Protection of Metal Surfaces from Microbial Colonization

This review discusses some aspects relating to the microbial interaction to metal surfaces. Most of the previous studies assumed that this process results in increased corrosion rates (MIC), however more recently it has been reported that many bacterial species can reduce corrosion rates of different metals and alloys in many corrosive environments by changing drastically the electrochemical conditions at the metal-solution interface. These changes ranged from acceleration of corrosion to corrosion inhibition. Microorganisms can contribute to corrosion inhibition by different means such as neutralizing the action of corrosive substances, formation of protective films on a metal surface and finally through the induction of a decrease in the medium corrosiveness. The mechanism of corrosion protection seems to be different for different bacteria since it has been found that the corrosion potential Ecorr became more negative in the presence of Shewanella ana and algae, but more positive in the presence of Bacillus subtilis. We previously described the efficient effect of the prepared 1,3-Bis-(4-amino-benzoyl) thiourea (AB-T) compound on corrosion inhibition of carbon steel in 0.5 M hydrochloric acid solution using different concentrations and different methods. In addition, results obtained indicated that AB-T was found to possess an anti-microbial activity against Gram-positive bacteria (Bacillus mycoides), Gram-negative bacteria (Escherichia coli) and non-filamentous fungi (Candida albicans).[4]
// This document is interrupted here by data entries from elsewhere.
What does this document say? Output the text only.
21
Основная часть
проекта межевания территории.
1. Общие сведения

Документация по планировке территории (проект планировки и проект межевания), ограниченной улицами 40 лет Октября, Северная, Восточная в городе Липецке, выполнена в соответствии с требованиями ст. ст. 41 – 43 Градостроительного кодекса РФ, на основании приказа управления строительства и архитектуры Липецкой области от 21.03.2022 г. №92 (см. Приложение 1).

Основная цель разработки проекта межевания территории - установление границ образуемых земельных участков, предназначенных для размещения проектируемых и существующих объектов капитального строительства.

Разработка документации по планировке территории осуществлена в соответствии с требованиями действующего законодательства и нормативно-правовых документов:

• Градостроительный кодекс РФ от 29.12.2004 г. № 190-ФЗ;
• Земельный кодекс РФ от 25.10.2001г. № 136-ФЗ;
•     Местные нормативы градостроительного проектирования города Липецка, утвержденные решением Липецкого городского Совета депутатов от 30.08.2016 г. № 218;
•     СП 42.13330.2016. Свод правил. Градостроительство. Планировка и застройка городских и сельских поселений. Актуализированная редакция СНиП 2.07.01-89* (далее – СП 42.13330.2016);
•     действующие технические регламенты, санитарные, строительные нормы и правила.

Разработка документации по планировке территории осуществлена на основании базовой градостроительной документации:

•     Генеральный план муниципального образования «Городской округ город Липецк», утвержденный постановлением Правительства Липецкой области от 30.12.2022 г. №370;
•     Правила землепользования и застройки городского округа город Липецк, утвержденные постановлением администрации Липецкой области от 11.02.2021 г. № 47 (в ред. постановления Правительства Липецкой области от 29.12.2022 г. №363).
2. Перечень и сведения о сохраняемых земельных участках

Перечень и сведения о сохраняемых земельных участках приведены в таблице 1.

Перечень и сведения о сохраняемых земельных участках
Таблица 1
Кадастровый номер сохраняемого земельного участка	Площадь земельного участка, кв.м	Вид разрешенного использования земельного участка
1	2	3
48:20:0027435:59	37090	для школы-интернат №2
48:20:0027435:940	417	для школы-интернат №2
The Antibacterial Activity of 2-aminoindanbiguanide Chloride and Acetate Salts against Resistant Gram-negative Bacilli

Antiseptics and disinfectants are important substances for medical care. However, the needs for new antiseptics have increased in the last few years, due to multi-drug resistant pathogens. In this study we aimed to evaluate, the efficacy of 2-aminoindanbiguanide chloride (2-AIB.HCI) and 2-aminoindanbiguanideacetate (2-AIB.HOAc) salts that were synthesized against multi-drug resistant Gram-negative bacilli (MDR-GNB) (Acinetobacter spp, Escherichia coli and Klebsiella pneumoniae). According to our resultsat70 mg/mL concentrations of 2-AIB.HCI and 2-AIB.HOAc salts have been confirmed to be effective against hospital infection causing MDR-GNB. It was shown that 2-AIB.HCI and 2-AIB.HOAc salts have antibacterial efficacy against MDR-GNB.[5]

Reference

[1] Zhong, Z., Xing, R., Liu, S., Wang, L., Cai, S. and Li, P., 2008. Synthesis of acyl thiourea derivatives of chitosan and their antimicrobial activities in vitro. Carbohydrate research, 343(3), pp.566-570.
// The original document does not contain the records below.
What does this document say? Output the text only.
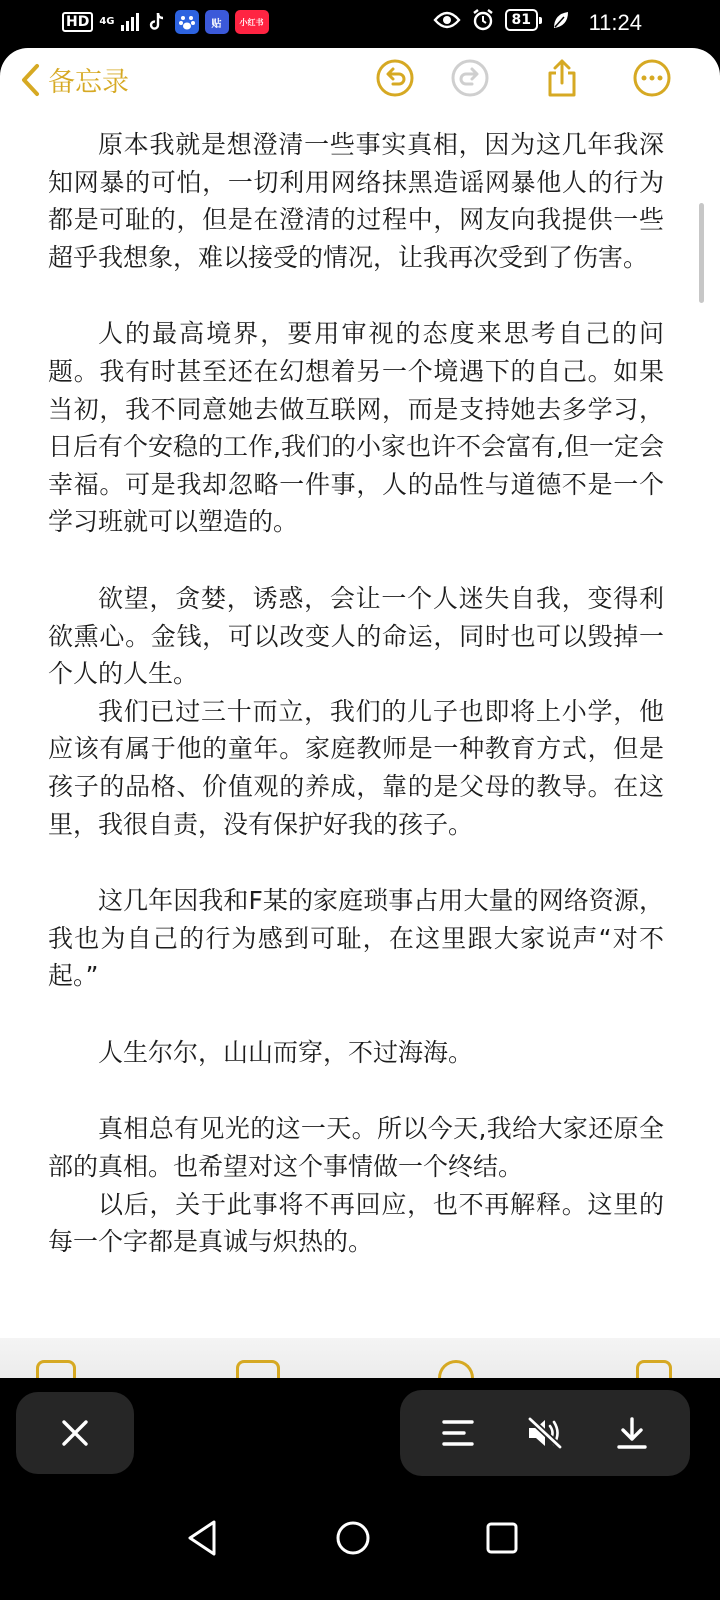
HD	4G	贴	小红书	81	11:24
备忘录

原本我就是想澄清一些事实真相，因为这几年我深知网暴的可怕，一切利用网络抹黑造谣网暴他人的行为都是可耻的，但是在澄清的过程中，网友向我提供一些超乎我想象，难以接受的情况，让我再次受到了伤害。

人的最高境界，要用审视的态度来思考自己的问题。我有时甚至还在幻想着另一个境遇下的自己。如果当初，我不同意她去做互联网，而是支持她去多学习，日后有个安稳的工作,我们的小家也许不会富有,但一定会幸福。可是我却忽略一件事，人的品性与道德不是一个学习班就可以塑造的。

欲望，贪婪，诱惑，会让一个人迷失自我，变得利欲熏心。金钱，可以改变人的命运，同时也可以毁掉一个人的人生。

我们已过三十而立，我们的儿子也即将上小学，他应该有属于他的童年。家庭教师是一种教育方式，但是孩子的品格、价值观的养成，靠的是父母的教导。在这里，我很自责，没有保护好我的孩子。

这几年因我和F某的家庭琐事占用大量的网络资源，我也为自己的行为感到可耻，在这里跟大家说声“对不起。”

人生尔尔，山山而穿，不过海海。

真相总有见光的这一天。所以今天,我给大家还原全部的真相。也希望对这个事情做一个终结。

以后，关于此事将不再回应，也不再解释。这里的每一个字都是真诚与炽热的。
[2] Bregović, V.B., Basarić, N. and Mlinarić-Majerski, K., 2015. Anion binding with urea and thiourea derivatives. Coordination Chemistry Reviews, 295, pp.80-124.

[3] Saeed, S., Rashid, N., Jones, P.G., Ali, M. and Hussain, R., 2010. Synthesis, characterization and biological evaluation of some thiourea derivatives bearing benzothiazole moiety as potential antimicrobial and anticancer agents. European journal of medicinal chemistry, 45(4), pp.1323-1331.

[4] Mansour, R. and Elshafei, A.M., 2017. Protection of Metal Surfaces from Microbial Colonization. Annual Research & Review in Biology, pp.1-8.

[5] Genç, H. and Karabay, O., 2014. The antibacterial activity of 2-aminoindanbiguanide chloride and acetate salts against resistant gram-negative bacilli. Annual Research & Review in Biology, pp.1353-1360.